Lebih jauh juga menutup perhiasan yang haram dilihat lelaki bukan mahram.
“Katakanlah kepada wanita yang beriman: "Hendaklah
mereka menahan pandangannya, dan kemaluannya, dan janganlah mereka menampakkan
perhiasannya, kecuali yang (biasa) nampak dari padanya. Dan hendaklah mereka
menutupkan kain kudung kedadanya, dan janganlah menampakkan perhiasannya
kecuali kepada suami mereka, atau ayah mereka, atau ayah suami mereka, atau
putera-putera mereka, atau putera-putera suami mereka, atau saudara-saudara
laki-laki mereka, atau putera-putera saudara lelaki mereka, atau putera-putera
saudara perempuan mereka, atau wanita-wanita islam, atau budak-budak yang
mereka miliki, atau pelayan-pelayan laki-laki yang tidak mempunyai keinginan
(terhadap wanita) atau anak-anak yang belum mengerti tentang aurat wanita.
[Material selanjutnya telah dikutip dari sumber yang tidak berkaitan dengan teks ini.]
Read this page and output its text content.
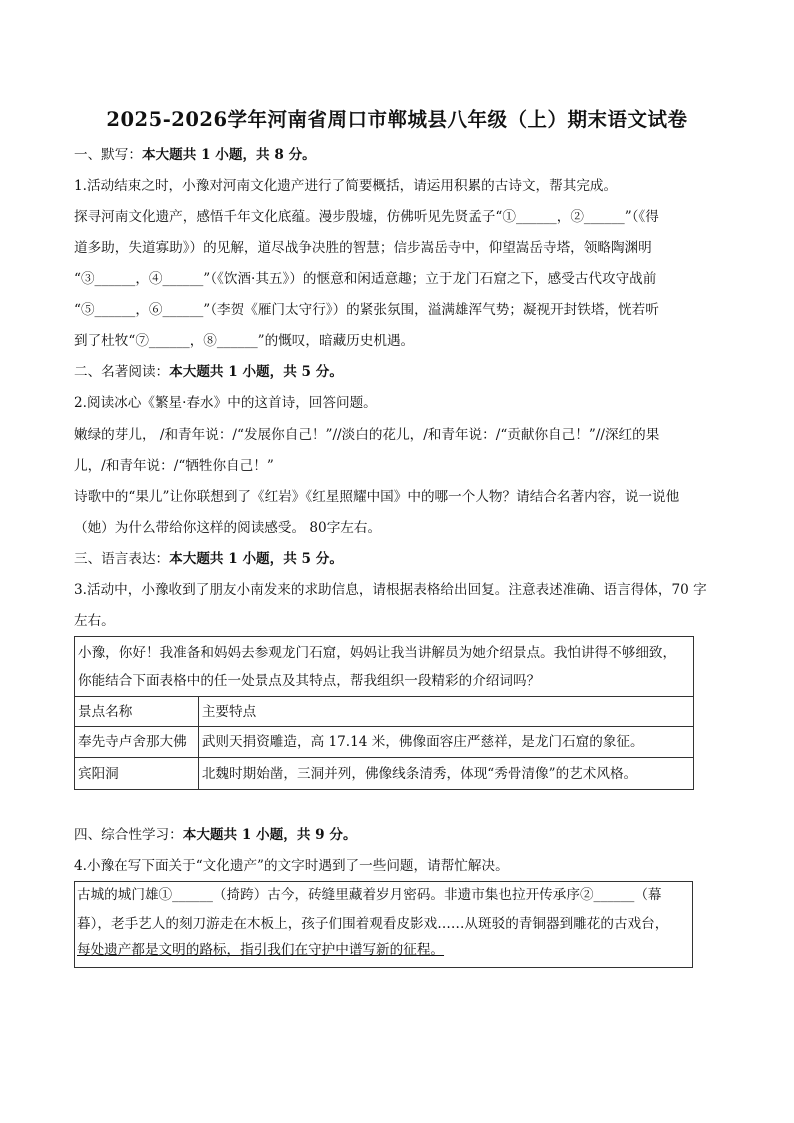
2025-2026学年河南省周口市郸城县八年级（上）期末语文试卷
一、默写：本大题共 1 小题，共 8 分。
1.活动结束之时，小豫对河南文化遗产进行了简要概括，请运用积累的古诗文，帮其完成。
探寻河南文化遗产，感悟千年文化底蕴。漫步殷墟，仿佛听见先贤孟子“①______，②______”（《得
道多助，失道寡助》）的见解，道尽战争决胜的智慧；信步嵩岳寺中，仰望嵩岳寺塔，领略陶渊明
“③______，④______”（《饮酒·其五》）的惬意和闲适意趣；立于龙门石窟之下，感受古代攻守战前
“⑤______，⑥______”（李贺《雁门太守行》）的紧张氛围，溢满雄浑气势；凝视开封铁塔，恍若听
到了杜牧“⑦______，⑧______”的慨叹，暗藏历史机遇。
二、名著阅读：本大题共 1 小题，共 5 分。
2.阅读冰心《繁星·春水》中的这首诗，回答问题。
嫩绿的芽儿， /和青年说：/“发展你自己！”//淡白的花儿，/和青年说：/“贡献你自己！”//深红的果
儿，/和青年说：/“牺牲你自己！”
诗歌中的“果儿”让你联想到了《红岩》《红星照耀中国》中的哪一个人物？请结合名著内容，说一说他
（她）为什么带给你这样的阅读感受。 80字左右。
三、语言表达：本大题共 1 小题，共 5 分。
3.活动中，小豫收到了朋友小南发来的求助信息，请根据表格给出回复。注意表述准确、语言得体，70 字
左右。
小豫，你好！我准备和妈妈去参观龙门石窟，妈妈让我当讲解员为她介绍景点。我怕讲得不够细致，
你能结合下面表格中的任一处景点及其特点，帮我组织一段精彩的介绍词吗？	

景点名称	主要特点
奉先寺卢舍那大佛	武则天捐资雕造，高 17.14 米，佛像面容庄严慈祥，是龙门石窟的象征。
宾阳洞	北魏时期始凿，三洞并列，佛像线条清秀，体现“秀骨清像”的艺术风格。
四、综合性学习：本大题共 1 小题，共 9 分。
4.小豫在写下面关于“文化遗产”的文字时遇到了一些问题，请帮忙解决。
古城的城门雄①______（掎跨）古今，砖缝里藏着岁月密码。非遗市集也拉开传承序②______（幕
暮），老手艺人的刻刀游走在木板上，孩子们围着观看皮影戏……从斑驳的青铜器到雕花的古戏台，
每处遗产都是文明的路标，指引我们在守护中谱写新的征程。
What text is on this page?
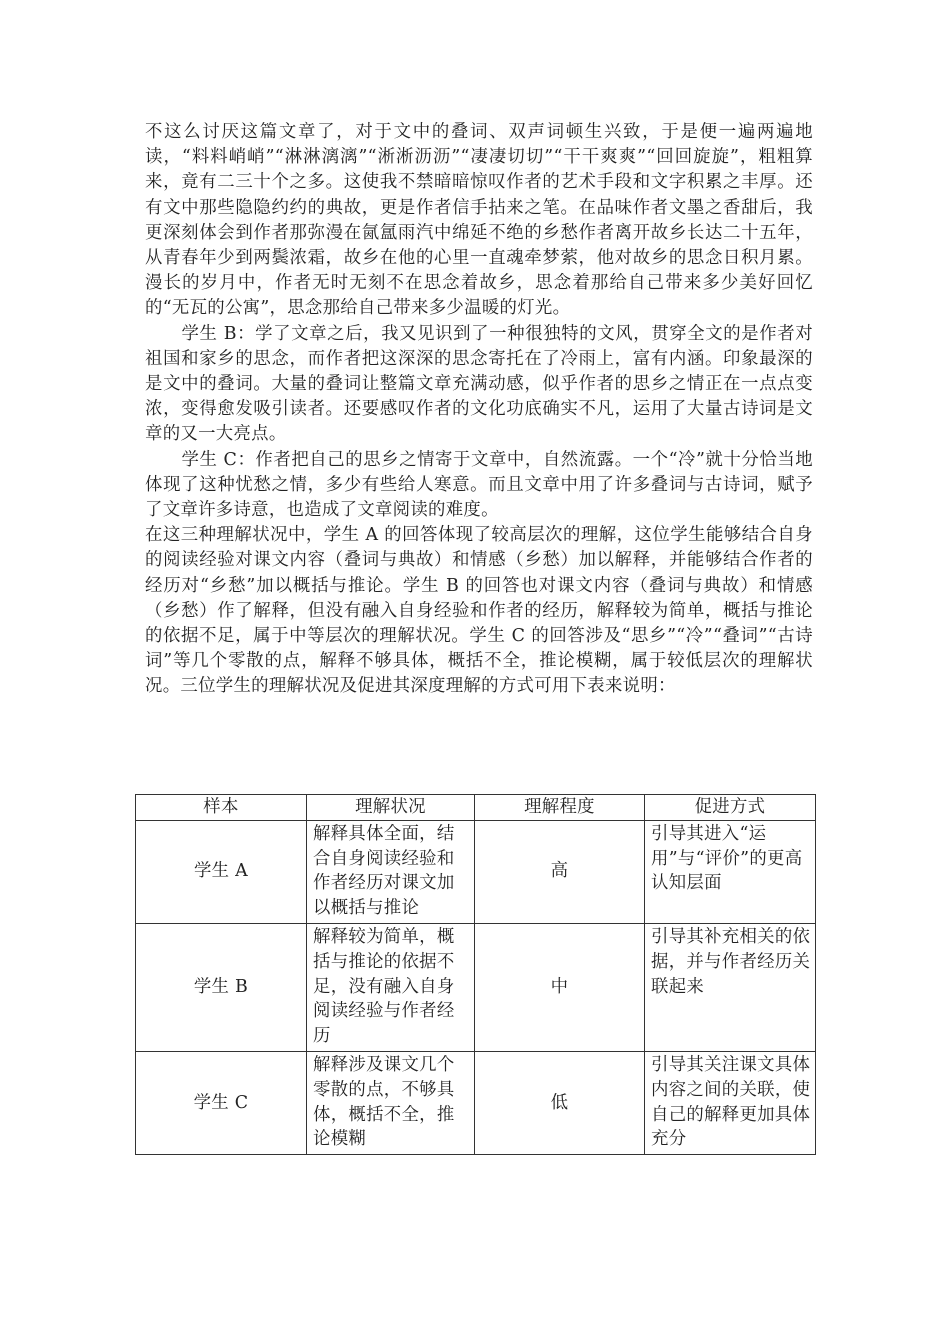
不这么讨厌这篇文章了，对于文中的叠词、双声词顿生兴致，于是便一遍两遍地读，“料料峭峭”“淋淋漓漓”“淅淅沥沥”“凄凄切切”“干干爽爽”“回回旋旋”，粗粗算来，竟有二三十个之多。这使我不禁暗暗惊叹作者的艺术手段和文字积累之丰厚。还有文中那些隐隐约约的典故，更是作者信手拈来之笔。在品味作者文墨之香甜后，我更深刻体会到作者那弥漫在氤氲雨汽中绵延不绝的乡愁作者离开故乡长达二十五年，从青春年少到两鬓浓霜，故乡在他的心里一直魂牵梦萦，他对故乡的思念日积月累。漫长的岁月中，作者无时无刻不在思念着故乡，思念着那给自己带来多少美好回忆的“无瓦的公寓”，思念那给自己带来多少温暖的灯光。

学生 B：学了文章之后，我又见识到了一种很独特的文风，贯穿全文的是作者对祖国和家乡的思念，而作者把这深深的思念寄托在了冷雨上，富有内涵。印象最深的是文中的叠词。大量的叠词让整篇文章充满动感，似乎作者的思乡之情正在一点点变浓，变得愈发吸引读者。还要感叹作者的文化功底确实不凡，运用了大量古诗词是文章的又一大亮点。

学生 C：作者把自己的思乡之情寄于文章中，自然流露。一个“冷”就十分恰当地体现了这种忧愁之情，多少有些给人寒意。而且文章中用了许多叠词与古诗词，赋予了文章许多诗意，也造成了文章阅读的难度。

在这三种理解状况中，学生 A 的回答体现了较高层次的理解，这位学生能够结合自身的阅读经验对课文内容（叠词与典故）和情感（乡愁）加以解释，并能够结合作者的经历对“乡愁”加以概括与推论。学生 B 的回答也对课文内容（叠词与典故）和情感（乡愁）作了解释，但没有融入自身经验和作者的经历，解释较为简单，概括与推论的依据不足，属于中等层次的理解状况。学生 C 的回答涉及“思乡”“冷”“叠词”“古诗词”等几个零散的点，解释不够具体，概括不全，推论模糊，属于较低层次的理解状况。三位学生的理解状况及促进其深度理解的方式可用下表来说明：

样本	理解状况	理解程度	促进方式
学生 A	解释具体全面，结合自身阅读经验和作者经历对课文加以概括与推论	高	引导其进入“运用”与“评价”的更高认知层面
学生 B	解释较为简单，概括与推论的依据不足，没有融入自身阅读经验与作者经历	中	引导其补充相关的依据，并与作者经历关联起来
学生 C	解释涉及课文几个零散的点，不够具体，概括不全，推论模糊	低	引导其关注课文具体内容之间的关联，使自己的解释更加具体充分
Dan
janganlah mereka memukulkan kakinya agar diketahui perhiasan yang mereka
sembunyikan. Dan bertaubatlah kamu sekalian kepada Allah, hai orang-orang yang
beriman supaya kamu beruntung.” (QS. an-Nuur: 31).
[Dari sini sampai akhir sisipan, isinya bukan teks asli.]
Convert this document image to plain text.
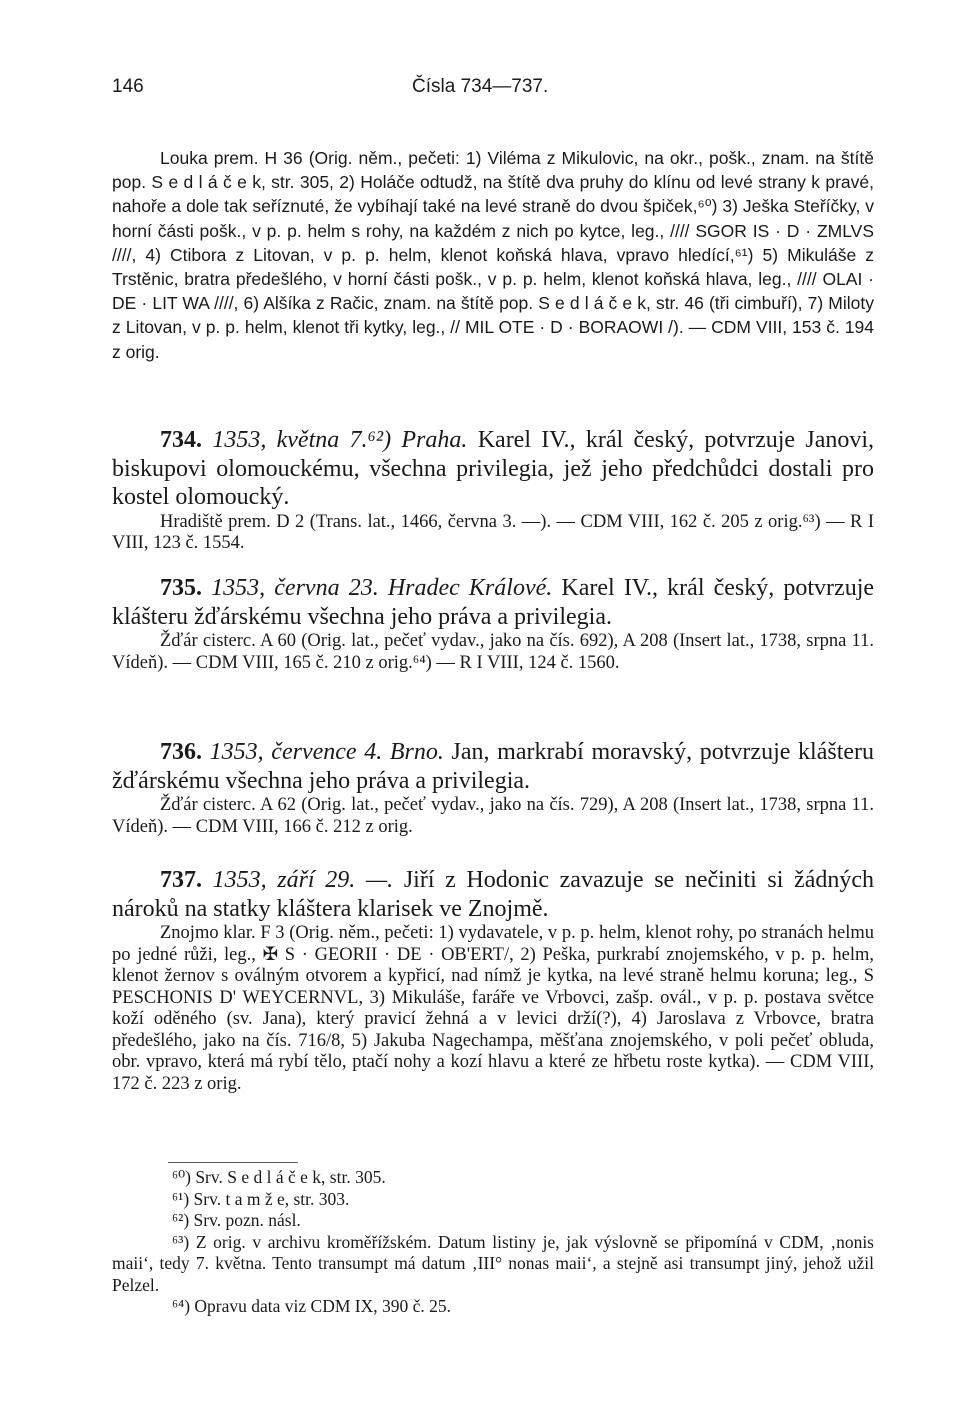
146	Čísla 734—737.
Louka prem. H 36 (Orig. něm., pečeti: 1) Viléma z Mikulovic, na okr., pošk., znam. na štítě pop. S e d l á č e k, str. 305, 2) Holáče odtudž, na štítě dva pruhy do klínu od levé strany k pravé, nahoře a dole tak seříznuté, že vybíhají také na levé straně do dvou špiček,⁶⁰) 3) Ješka Steříčky, v horní části pošk., v p. p. helm s rohy, na každém z nich po kytce, leg., //// SGOR IS · D · ZMLVS ////, 4) Ctibora z Litovan, v p. p. helm, klenot koňská hlava, vpravo hledící,⁶¹) 5) Mikuláše z Trstěnic, bratra předešlého, v horní části pošk., v p. p. helm, klenot koňská hlava, leg., //// OLAI · DE · LIT WA ////, 6) Alšíka z Račic, znam. na štítě pop. S e d l á č e k, str. 46 (tři cimbuří), 7) Miloty z Litovan, v p. p. helm, klenot tři kytky, leg., // MIL OTE · D · BORAOWI /). — CDM VIII, 153 č. 194 z orig.
734. 1353, května 7.⁶²) Praha. Karel IV., král český, potvrzuje Janovi, biskupovi olomouckému, všechna privilegia, jež jeho předchůdci dostali pro kostel olomoucký.
Hradiště prem. D 2 (Trans. lat., 1466, června 3. —). — CDM VIII, 162 č. 205 z orig.⁶³) — R I VIII, 123 č. 1554.
735. 1353, června 23. Hradec Králové. Karel IV., král český, potvrzuje klášteru žďárskému všechna jeho práva a privilegia.
Žďár cisterc. A 60 (Orig. lat., pečeť vydav., jako na čís. 692), A 208 (Insert lat., 1738, srpna 11. Vídeň). — CDM VIII, 165 č. 210 z orig.⁶⁴) — R I VIII, 124 č. 1560.
736. 1353, července 4. Brno. Jan, markrabí moravský, potvrzuje klášteru žďárskému všechna jeho práva a privilegia.
Žďár cisterc. A 62 (Orig. lat., pečeť vydav., jako na čís. 729), A 208 (Insert lat., 1738, srpna 11. Vídeň). — CDM VIII, 166 č. 212 z orig.
737. 1353, září 29. —. Jiří z Hodonic zavazuje se nečiniti si žádných nároků na statky kláštera klarisek ve Znojmě.
Znojmo klar. F 3 (Orig. něm., pečeti: 1) vydavatele, v p. p. helm, klenot rohy, po stranách helmu po jedné růži, leg., ✠ S · GEORII · DE · OB'ERT/, 2) Peška, purkrabí znojemského, v p. p. helm, klenot žernov s oválným otvorem a kypřicí, nad nímž je kytka, na levé straně helmu koruna; leg., S PESCHONIS D' WEYCERNVL, 3) Mikuláše, faráře ve Vrbovci, zašp. ovál., v p. p. postava světce koží oděného (sv. Jana), který pravicí žehná a v levici drží(?), 4) Jaroslava z Vrbovce, bratra předešlého, jako na čís. 716/8, 5) Jakuba Nagechampa, měšťana znojemského, v poli pečeť obluda, obr. vpravo, která má rybí tělo, ptačí nohy a kozí hlavu a které ze hřbetu roste kytka). — CDM VIII, 172 č. 223 z orig.
⁶⁰) Srv. S e d l á č e k, str. 305.
⁶¹) Srv. t a m ž e, str. 303.
⁶²) Srv. pozn. násl.
⁶³) Z orig. v archivu kroměřížském. Datum listiny je, jak výslovně se připomíná v CDM, ‚nonis maii‘, tedy 7. května. Tento transumpt má datum ‚III° nonas maii‘, a stejně asi transumpt jiný, jehož užil Pelzel.
⁶⁴) Opravu data viz CDM IX, 390 č. 25.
Ayat tersebut secara eksplisit sangat panjang, selain karena
tidak ada salah paham, rincian tersebut memberikan penegasan bahwa siapa saja
Muslimah yang tidak hati-hati terhadap perhiasannya, maka sadar atau tidak, ia
sedang dalam potensi bahaya yang berpotensi merusak diri dan masa depannya.
Oleh karena itu, dari hati yang terdalam, pihak mana pun
harus mendukung Muslimah negeri ini untuk menutup auratnya, karena itu adalah
perintah langsung dari Allah Ta’ala yang menciptakan manusia itu sendiri.
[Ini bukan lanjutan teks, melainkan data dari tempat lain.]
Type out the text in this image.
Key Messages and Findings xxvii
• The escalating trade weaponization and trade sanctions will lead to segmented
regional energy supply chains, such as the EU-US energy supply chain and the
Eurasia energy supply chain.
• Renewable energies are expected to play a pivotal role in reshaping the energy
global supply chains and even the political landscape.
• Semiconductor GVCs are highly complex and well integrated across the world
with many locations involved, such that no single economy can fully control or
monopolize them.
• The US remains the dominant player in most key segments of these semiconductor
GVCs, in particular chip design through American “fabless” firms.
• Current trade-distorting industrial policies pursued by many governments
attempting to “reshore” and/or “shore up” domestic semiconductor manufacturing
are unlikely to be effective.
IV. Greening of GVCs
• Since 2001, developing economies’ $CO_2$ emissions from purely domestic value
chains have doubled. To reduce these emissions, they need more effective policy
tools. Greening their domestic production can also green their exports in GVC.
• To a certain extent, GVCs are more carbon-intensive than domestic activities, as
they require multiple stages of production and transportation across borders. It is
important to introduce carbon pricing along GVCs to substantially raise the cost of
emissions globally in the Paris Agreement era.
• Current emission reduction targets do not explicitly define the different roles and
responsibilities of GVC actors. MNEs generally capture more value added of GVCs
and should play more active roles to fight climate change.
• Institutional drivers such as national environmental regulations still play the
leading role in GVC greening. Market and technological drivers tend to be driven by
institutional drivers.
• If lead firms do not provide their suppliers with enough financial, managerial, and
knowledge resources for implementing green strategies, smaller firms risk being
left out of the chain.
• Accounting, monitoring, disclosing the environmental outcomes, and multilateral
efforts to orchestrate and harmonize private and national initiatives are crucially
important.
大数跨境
Sungguh, tidak bisa dibayangkan betapa sangat murkanya Allah kepada siapa pun
yang menghalangi kaum Muslimah menjalankan perintah Allah Ta’ala yang Maha
Hidup Maha Benar lagi Maha Mengetahui.
Penutup
Pembaca yang budiman, dengan menjaga pandangan, menjaga hati
dan menjaga aurat utamanya bagi wanita muslimah sebagaimana yang telah
dijelaskan di atas dengan taufik Allah bisa menghindarkan diri dari gempuran
syahwat yang ditebarkan setan jin dan manusia melalui pornografi. Mari kita
mengamalkannya dan mendakwahkannya. Semoga Allah menjaga diri kita dan keluarga
kita dari segala fitnah dunia yang menjerumuskan ke dalam api neraka. Wallahu
a’lam.
*Ketua Komunitas Blogger Pena Sunnah
(Diterbitkan di Buletin al-Balagh edisi 6 Tahun IX 1435 H)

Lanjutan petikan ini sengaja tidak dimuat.